Mme [D] a relevé régulièrement relevé appel du jugement le 26 janvier 2018 dans l'affaire l'opposant à la société La Poste, étant précisé que l'appel relevé à l'encontre du jugement rendu dans le cadre de l'instance opposant Mme [D] à l'association Culture papier fait l'objet d'une procédure distincte.
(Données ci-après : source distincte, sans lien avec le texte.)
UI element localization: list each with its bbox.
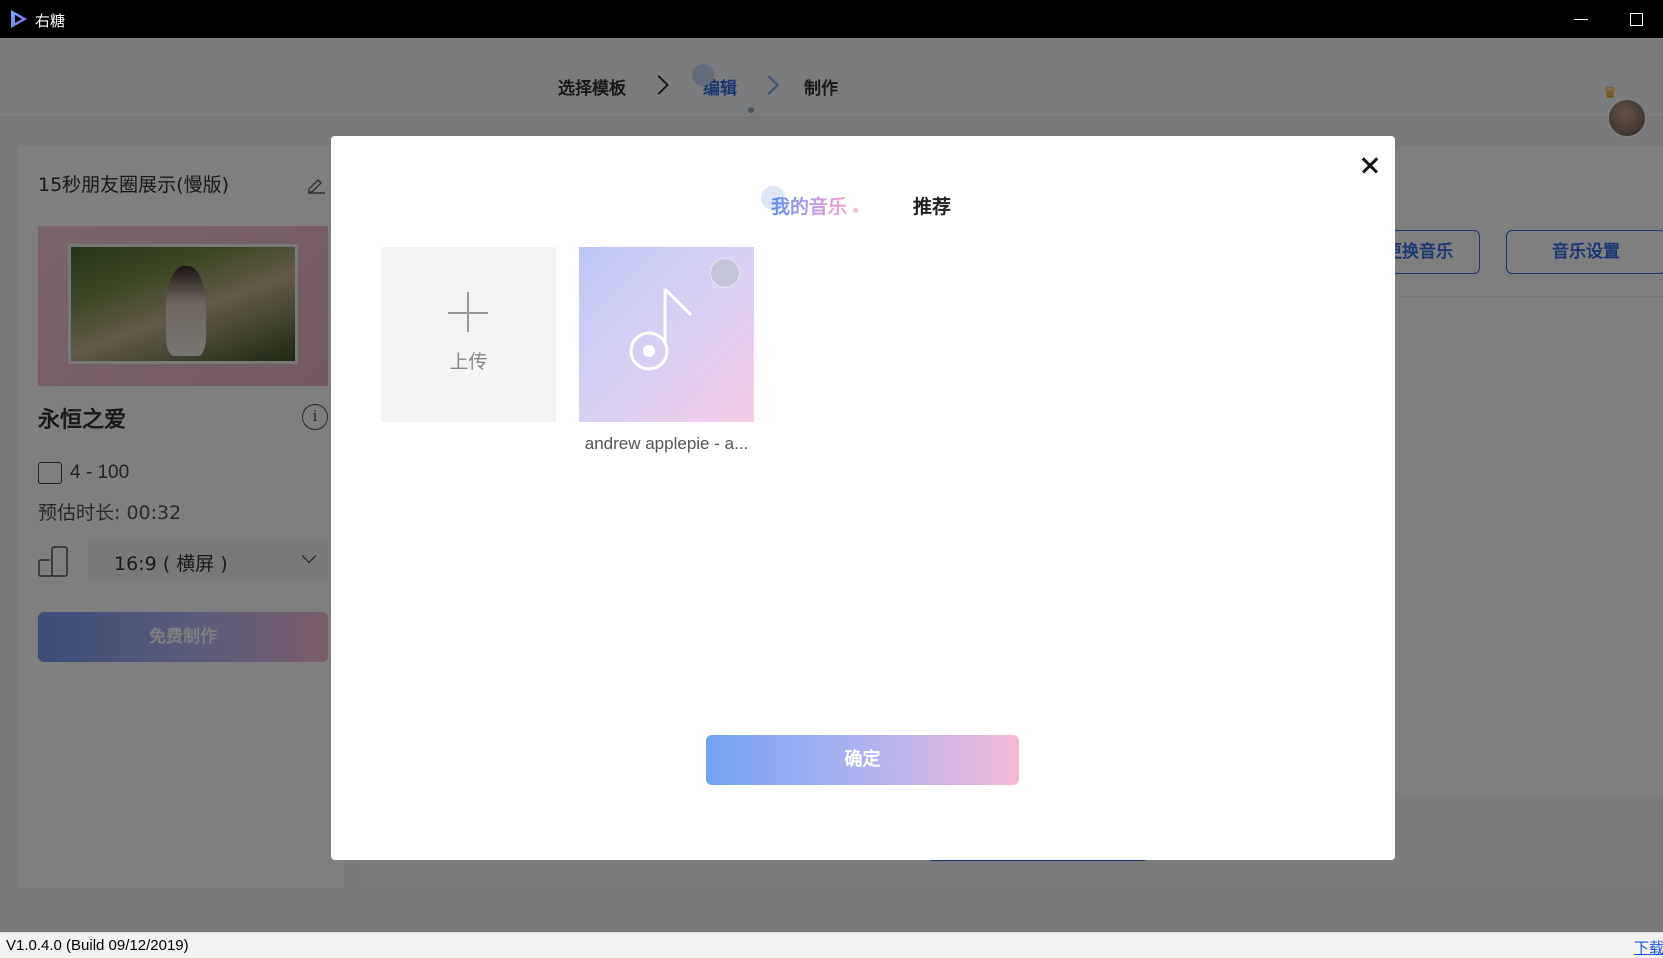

Aux termes de ses dernières conclusions d'appelant numéro 2 transmise par voie électronique le 28 janvier 2020 auxquelles il convient de se reporter pour plus ample exposé des prétentions et moyens conformément à l'article 455 du code de procédure civile, Mme [D] demande à la cour de :

- condamner solidairement la société La Poste et l'association Culture papier à lui payer la somme de 5 000 euros de dommages-intérêts pour prêt de main-d''uvre illicite,

- fixer son salaire annuel à la somme de 85'000 euros brut hors primes de rémunération variable,

- condamner la société La Poste à lui payer les sommes suivantes :

* 50'486,60 euros bruts à titre de rappel de salaire pour prime d'objectifs,

* 5 048,66 euros bruts au titre des congés payés afférents,

* 50'290,24 euros brut à titre de rappel de salaire pour discrimination,

* 5 029,02 euros brut au titre des congés payés y afférents,

* 30'000 euros brut à titre d'indemnité pour harcèlement moral,

* 4 000 euros sur le fondement de l'article 700 du code de procédure civile,

- condamner la société La Poste à lui financer une formation externe diplômante de type Master 2 ou MBA à hauteur de la somme de 20'000 euros hors-taxes,

- ordonner à La Poste de lui confier des missions correspondant à sa qualification dans un autre service,

- ordonner la remise des bulletins de salaire rectifiés,

- condamner La Poste aux dépens.

Aux termes de ses dernières conclusions récapitulatives transmises par voie électronique le 18 février 2020 auxquelles il convient de se reporter pour un plus ample exposé des prétentions et moyens conformément à l'article 455 du code de procédure civile, la société La Poste prie la cour de :

- infirmer le jugement en ce qu'il l'a condamnée à payer à Mme [D] la somme de 15'000 euros de dommages-intérêts pour harcèlement moral,

- confirmer le jugement dans ses autres dispositions,

- débouter Mme [D] de l'intégralité de ses demandes, la condamner au paiement de la somme de 3 000 euros sur le fondement de l'article 700 du code de procédure civile,

- subsidiairement, apprécier les éventuelles condamnations à de plus justes proportions, débouter Mme [D] de sa demande de rappel de rémunération variable et de rappel de salaire,

- très subsidiairement, constater qu'elle ne pourrait prétendre qu'à une rémunération fondée sur la moyenne de rémunération des salariés du seul groupe B à l'exclusion des salariés appartenant au groupe C.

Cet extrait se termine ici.